Unter anderem, Alcarrals bestätigt, dass Simón ein außergewöhnlicher Kinderregisseur ist – als Zeuge Sommer 1993. Dieser Film stützte sich eng auf die eigenen Erfahrungen des Regisseurs im Alter von sechs Jahren; Sie wurde in Barcelona geboren und von ihrer Tante und ihrem Onkel adoptiert, die auf dem Land im Norden Kataloniens lebten, nachdem ihre Eltern an Aids-bedingten Krankheiten gestorben waren. Ihre Mutter arbeitete in der Verwaltung, unter anderem gegen Ende ihres Lebens bei den Olympischen Spielen 1992 in Barcelona; Simón hat keine Erinnerung an ihren Vater, der Seemann war. Beide seien Opfer einer nationalen Welle des Drogenkonsums geworden, die begann, als sich Spanien aus den Repressionen der Diktatur Francisco Francos erholte. Ihre leiblichen Eltern, sagt sie, „lebten in ganz Spanien in diesem Moment der Freiheit – ein glücklicher Moment, aber er hatte auch eine dunkle Seite. Es war verrückt, wie viel Heroin ins Land kam, und eine ganze Generation ist daran gestorben.“

Gemessen an Sommer 1993, das neue Zuhause des jungen Simón war eine ziemlich unkonventionelle Umgebung; in dem Film spielt ständig moderner Jazz (Simóns Bruder Ernest Pipó trug zur Partitur bei) und tatsächlich spielte ihr Adoptivvater früher Bass. „Meine Schwester ist Schauspielerin, ich mache Filme und mein Bruder ist Musiker, also war offensichtlich etwas Künstlerisches im Haus.“

„Ich habe mich total in ein Mädchen vom Land verwandelt“, sagt Simón; aber mit 17 kehrte sie nach Barcelona zurück, um Film zu studieren, und lebt dort immer noch. Später verbrachte sie vier Jahre an der London Film School, wo sie eine Reihe von Kurzfilmen drehte, darunter einen über zwei Kinder, die zum ersten Mal dem Tod begegneten – was sie dazu veranlasste Sommer 1993. „Mir wurde klar, dass ich meine eigene Geschichte erzählen sollte.“

Kürzlich, während der Schwangerschaft, drehte Simón einen Kurzfilm, der ihre Gefühle sowohl für ihr bevorstehendes Baby als auch für ihre verstorbene Mutter thematisierte. Impressionistischer, ja traumhafter als ihre Gesichtszüge, die 24-Minuten Brief an meine Mutter für meinen Sohn mischt Aufnahmen im Tagebuchstil, eine phantasievolle Flamenco-Sequenz, die an die Romanze ihrer leiblichen Eltern erinnert, und dramatische Szenen, in denen drei verschiedene Frauen ihre Mutter spielen. Die eine ist Ángela Molina, Star der Filme von Luis Buñuel und Almodóvar und eine echte Legende des spanischen Kinos. „Wenn ich mir wünschen müsste, wer meine Mutter jetzt wäre, würde ich es Ángela Molina wünschen.“

Wenn es um die katalanische Kultur geht, enthalten Simóns Filme Elemente, die man als folkloristisch bezeichnen könnte – wie Feste mit Trinkwettbewerben und capgrossos, riesige Faschingsköpfe aus Pappmaché – aber immer in einem sachlichen Zusammenhang. Ihre Filme mögen durch und durch katalanisch wirken – aber vielleicht sind sie es nicht ganz, sagt Simón. „Was mich glücklich gemacht hat, war, dass viele Menschen aus anderen Gegenden Spaniens zu mir kamen und sagten: ‚Das ist mein Dorf.’
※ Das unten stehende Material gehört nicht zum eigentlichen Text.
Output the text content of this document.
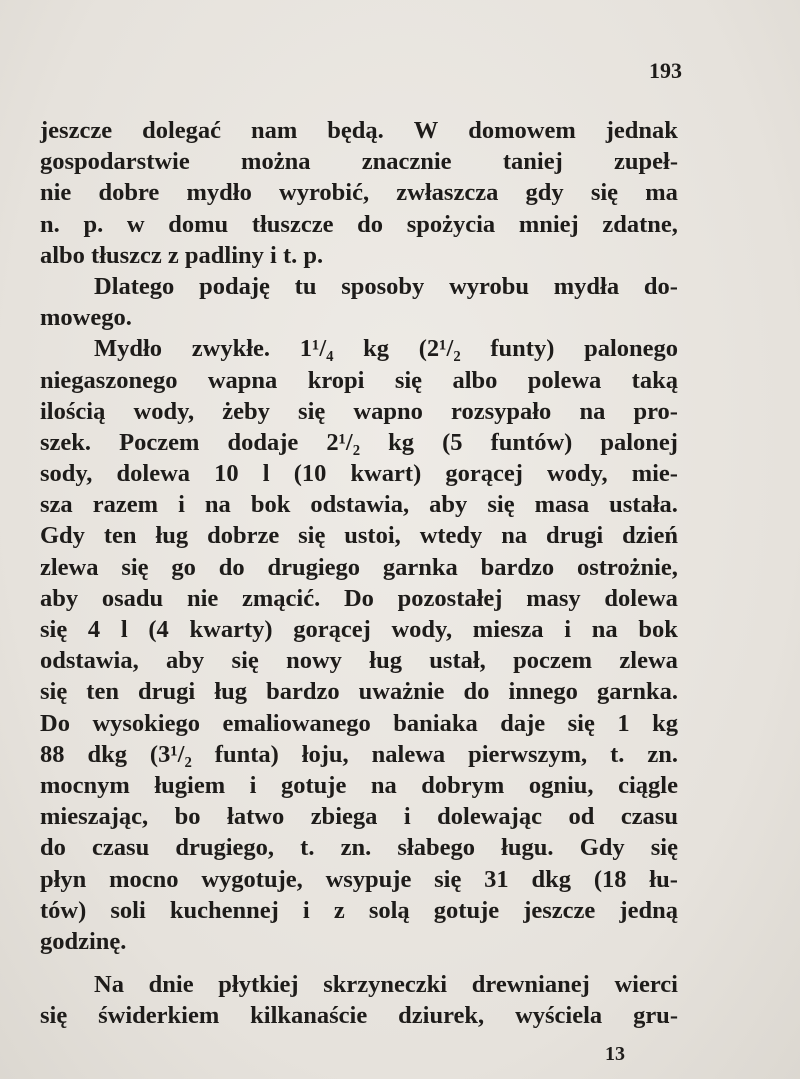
193
jeszcze dolegać nam będą. W domowem jednak
gospodarstwie można znacznie taniej zupeł-
nie dobre mydło wyrobić, zwłaszcza gdy się ma
n. p. w domu tłuszcze do spożycia mniej zdatne,
albo tłuszcz z padliny i t. p.
Dlatego podaję tu sposoby wyrobu mydła do-
mowego.
Mydło zwykłe. 1¹/₄ kg (2¹/₂ funty) palonego
niegaszonego wapna kropi się albo polewa taką
ilością wody, żeby się wapno rozsypało na pro-
szek. Poczem dodaje 2¹/₂ kg (5 funtów) palonej
sody, dolewa 10 l (10 kwart) gorącej wody, mie-
sza razem i na bok odstawia, aby się masa ustała.
Gdy ten ług dobrze się ustoi, wtedy na drugi dzień
zlewa się go do drugiego garnka bardzo ostrożnie,
aby osadu nie zmącić. Do pozostałej masy dolewa
się 4 l (4 kwarty) gorącej wody, miesza i na bok
odstawia, aby się nowy ług ustał, poczem zlewa
się ten drugi ług bardzo uważnie do innego garnka.
Do wysokiego emaliowanego baniaka daje się 1 kg
88 dkg (3¹/₂ funta) łoju, nalewa pierwszym, t. zn.
mocnym ługiem i gotuje na dobrym ogniu, ciągle
mieszając, bo łatwo zbiega i dolewając od czasu
do czasu drugiego, t. zn. słabego ługu. Gdy się
płyn mocno wygotuje, wsypuje się 31 dkg (18 łu-
tów) soli kuchennej i z solą gotuje jeszcze jedną
godzinę.
Na dnie płytkiej skrzyneczki drewnianej wierci
się świderkiem kilkanaście dziurek, wyściela gru-
13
„Es gibt auch etwas, bei dem es mehr um die Persönlichkeit geht. Das große Problem in dieser Familie ist, dass sie nicht kommunizieren können, und für mich ist das sehr katalanisch. Wir halten einfach zu viel die Klappe“, lacht sie.

Beim Thema katalanische Unabhängigkeit neigt Simón dazu, sich selbst als Agnostikerin zu bezeichnen. „Ich bin nicht sehr nationalistisch. Ich habe ähnliche Gefühle für die spanische Kultur und die katalanische Kultur – für mich ist das Wichtige, was ich aus dem Geschehenen mitnehmen kann, dass wir die Politik lokaler gestalten können. Es sollte nicht die spanische Regierung sein, die entscheidet, wie wir unser Geld in Katalonien verwalten.“

Mit ihrem Triumph in Berlin gehört Simón zu einer Welle von Regisseurinnen, die auf europäischen Festivals die höchsten Preise gewinnen, darunter Julia Ducournau (Cannes), Audrey Diwan und Laura Poitras (beide Venedig). Sie ist auch Teil einer neuen Generation von Regisseurinnen, die aus Spanien kommen – darunter die Katalonierinnen Clara Roquet und Meritxell Colell. Als kanonische spanische Regisseure, die sie beeinflusst haben, nennt Simón Víctor Erice, Carlos Saura und Buñuel – Namen, die auf ein Verlangen hindeuten könnten, die Grenzen des Realismus zu überschreiten.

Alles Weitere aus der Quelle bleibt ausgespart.